Era a folha maior no
galho e parecia que estava lá antes de qualquer outra.
A Folha
achava que Daniel era também o mais sábio.
Foi Daniel quem lhe
contou que eram parte de uma árvore.
Foi Daniel quem explicou que estavam crescendo num parque público.
Foi Daniel quem revelou que a árvore tinha raízes fortes,
escondidas na terra lá embaixo. Foi Daniel quem falou dos
passarinhos que vinham pousar no galho e cantar pela manhã. Foi
Daniel quem contou sobre o sol, a lua, as estrelas e as estações.
A
primavera passou. E o verão também. Fred adorava ser uma folha.

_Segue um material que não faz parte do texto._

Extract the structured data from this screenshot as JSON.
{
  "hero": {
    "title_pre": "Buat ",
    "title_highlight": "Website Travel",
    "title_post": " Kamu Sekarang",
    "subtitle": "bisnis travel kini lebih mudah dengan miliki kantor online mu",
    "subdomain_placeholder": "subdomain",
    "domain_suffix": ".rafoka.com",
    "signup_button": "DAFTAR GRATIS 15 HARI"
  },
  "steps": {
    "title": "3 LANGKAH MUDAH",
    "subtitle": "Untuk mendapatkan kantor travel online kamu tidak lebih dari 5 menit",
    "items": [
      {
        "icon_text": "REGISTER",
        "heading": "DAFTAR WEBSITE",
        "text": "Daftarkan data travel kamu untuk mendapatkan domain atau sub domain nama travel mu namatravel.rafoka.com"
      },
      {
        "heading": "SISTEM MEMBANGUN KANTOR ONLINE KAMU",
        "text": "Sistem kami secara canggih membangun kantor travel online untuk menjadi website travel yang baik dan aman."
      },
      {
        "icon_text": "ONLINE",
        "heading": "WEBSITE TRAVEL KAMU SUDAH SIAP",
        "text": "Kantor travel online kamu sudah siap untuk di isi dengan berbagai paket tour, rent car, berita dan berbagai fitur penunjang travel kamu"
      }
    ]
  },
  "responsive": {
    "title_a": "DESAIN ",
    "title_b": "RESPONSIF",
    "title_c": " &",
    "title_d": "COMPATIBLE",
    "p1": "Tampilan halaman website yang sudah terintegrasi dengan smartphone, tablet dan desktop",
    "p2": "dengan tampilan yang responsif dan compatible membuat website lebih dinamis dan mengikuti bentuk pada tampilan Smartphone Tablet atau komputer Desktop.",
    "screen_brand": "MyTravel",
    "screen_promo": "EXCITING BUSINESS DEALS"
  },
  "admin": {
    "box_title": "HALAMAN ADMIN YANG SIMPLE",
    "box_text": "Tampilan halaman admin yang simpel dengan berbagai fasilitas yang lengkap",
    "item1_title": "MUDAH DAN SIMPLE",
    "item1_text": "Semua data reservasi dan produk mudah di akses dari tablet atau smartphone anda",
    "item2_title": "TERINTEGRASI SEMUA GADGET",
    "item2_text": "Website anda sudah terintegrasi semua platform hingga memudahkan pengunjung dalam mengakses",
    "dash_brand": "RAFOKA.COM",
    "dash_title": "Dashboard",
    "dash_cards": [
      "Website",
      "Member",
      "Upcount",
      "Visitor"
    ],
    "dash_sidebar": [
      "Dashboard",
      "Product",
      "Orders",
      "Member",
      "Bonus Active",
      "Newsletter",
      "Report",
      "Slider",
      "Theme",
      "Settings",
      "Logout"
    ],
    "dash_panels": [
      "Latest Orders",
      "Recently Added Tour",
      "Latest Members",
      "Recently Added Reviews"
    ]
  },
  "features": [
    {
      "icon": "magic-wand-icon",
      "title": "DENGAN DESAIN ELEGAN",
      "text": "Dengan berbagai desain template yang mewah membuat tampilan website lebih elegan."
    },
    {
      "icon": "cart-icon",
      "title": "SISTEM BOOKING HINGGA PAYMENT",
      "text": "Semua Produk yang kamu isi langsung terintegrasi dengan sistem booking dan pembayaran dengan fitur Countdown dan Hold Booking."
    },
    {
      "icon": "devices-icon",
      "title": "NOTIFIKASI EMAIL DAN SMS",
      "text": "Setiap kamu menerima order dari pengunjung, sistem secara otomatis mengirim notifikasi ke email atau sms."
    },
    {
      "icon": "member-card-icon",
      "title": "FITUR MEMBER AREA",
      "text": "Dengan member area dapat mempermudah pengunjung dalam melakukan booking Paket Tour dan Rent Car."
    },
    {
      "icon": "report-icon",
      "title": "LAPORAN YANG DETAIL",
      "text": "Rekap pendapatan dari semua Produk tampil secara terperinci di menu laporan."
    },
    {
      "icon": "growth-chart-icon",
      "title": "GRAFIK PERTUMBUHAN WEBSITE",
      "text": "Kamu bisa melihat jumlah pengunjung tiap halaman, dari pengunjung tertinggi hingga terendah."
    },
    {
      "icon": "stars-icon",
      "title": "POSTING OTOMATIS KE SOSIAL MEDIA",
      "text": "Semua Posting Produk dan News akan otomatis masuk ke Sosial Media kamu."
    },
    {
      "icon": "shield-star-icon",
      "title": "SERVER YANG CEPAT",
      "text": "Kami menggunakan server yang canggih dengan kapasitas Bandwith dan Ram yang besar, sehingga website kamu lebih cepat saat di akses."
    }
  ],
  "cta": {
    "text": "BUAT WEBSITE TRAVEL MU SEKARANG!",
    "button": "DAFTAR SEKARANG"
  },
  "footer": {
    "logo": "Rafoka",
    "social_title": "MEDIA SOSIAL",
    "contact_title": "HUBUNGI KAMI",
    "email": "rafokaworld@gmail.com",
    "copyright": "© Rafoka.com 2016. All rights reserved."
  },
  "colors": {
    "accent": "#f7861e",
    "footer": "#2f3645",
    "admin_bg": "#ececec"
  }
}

Amava o seu galho, os amigos, o seu lugar bem alto no céu, o vento
que o sacudia,
os raios do sol que o esquentavam, a lua que o cobria
de sombras suaves.
O verão fora excepcionalmente ameno. Os dias quentes e compridos
eram agradáveis, as noites suaves eram serenas e povoadas por
sonhos. Muitas pessoas foram ao parque naquele verão. E sentavam sob
as árvores. Daniel contou à Folha que proporcionar sombra era um
dos propósitos das árvores.
- O que é um propósito? - perguntou a Folha.
- Uma razão para existir - respondeu Daniel.
- Tornar as coisas mais agradáveis para os outros é uma razão para
existir. Proporcionar sombra aos velhinhos que procuram escapar do
calor de suas casas é uma razão para existir.
A Folha tinha um encanto todo especial pelos velhinhos. Sentavam em
silêncio na relva fresca, mal se mexiam. E quando conversavam eram
aos sussurros, sobre os tempos passados. As crianças também eram
divertidas, embora às vezes abrissem buracos na casa da árvore ou
esculpissem seus nomes. Mesmo assim, era divertido observar as
crianças. Mas o verão da Folha não demorou a passar. E chegou ao
fim numa noite de outubro.
A Folha nunca sentira tanto frio. Todas as outras folhas estremeceram
com o frio. Ficaram todas cobertas por uma camada fina de branco, que
num instante se derreteu e deixou-as encharcadas de orvalho,
faiscando ao sol. Mais uma vez, foi Daniel quem explicou que haviam
experimentado a primeira geada, o sinal que era outono e que o
inverno viria em breve.
Quase que imediatamente, toda a árvore, mais do que isso, todo o
parque, se transformou num esplendor de cores. Quase não restava
qualquer folha verde.
Alfredo se tornou um amarelo intenso. Mário
adquiriu um laranja brilhante.
Clara virou um vermelho ardente. a e azul.
Todos estavam lindos.
A Folha e seus amigos converteram a árvore num arco-íris.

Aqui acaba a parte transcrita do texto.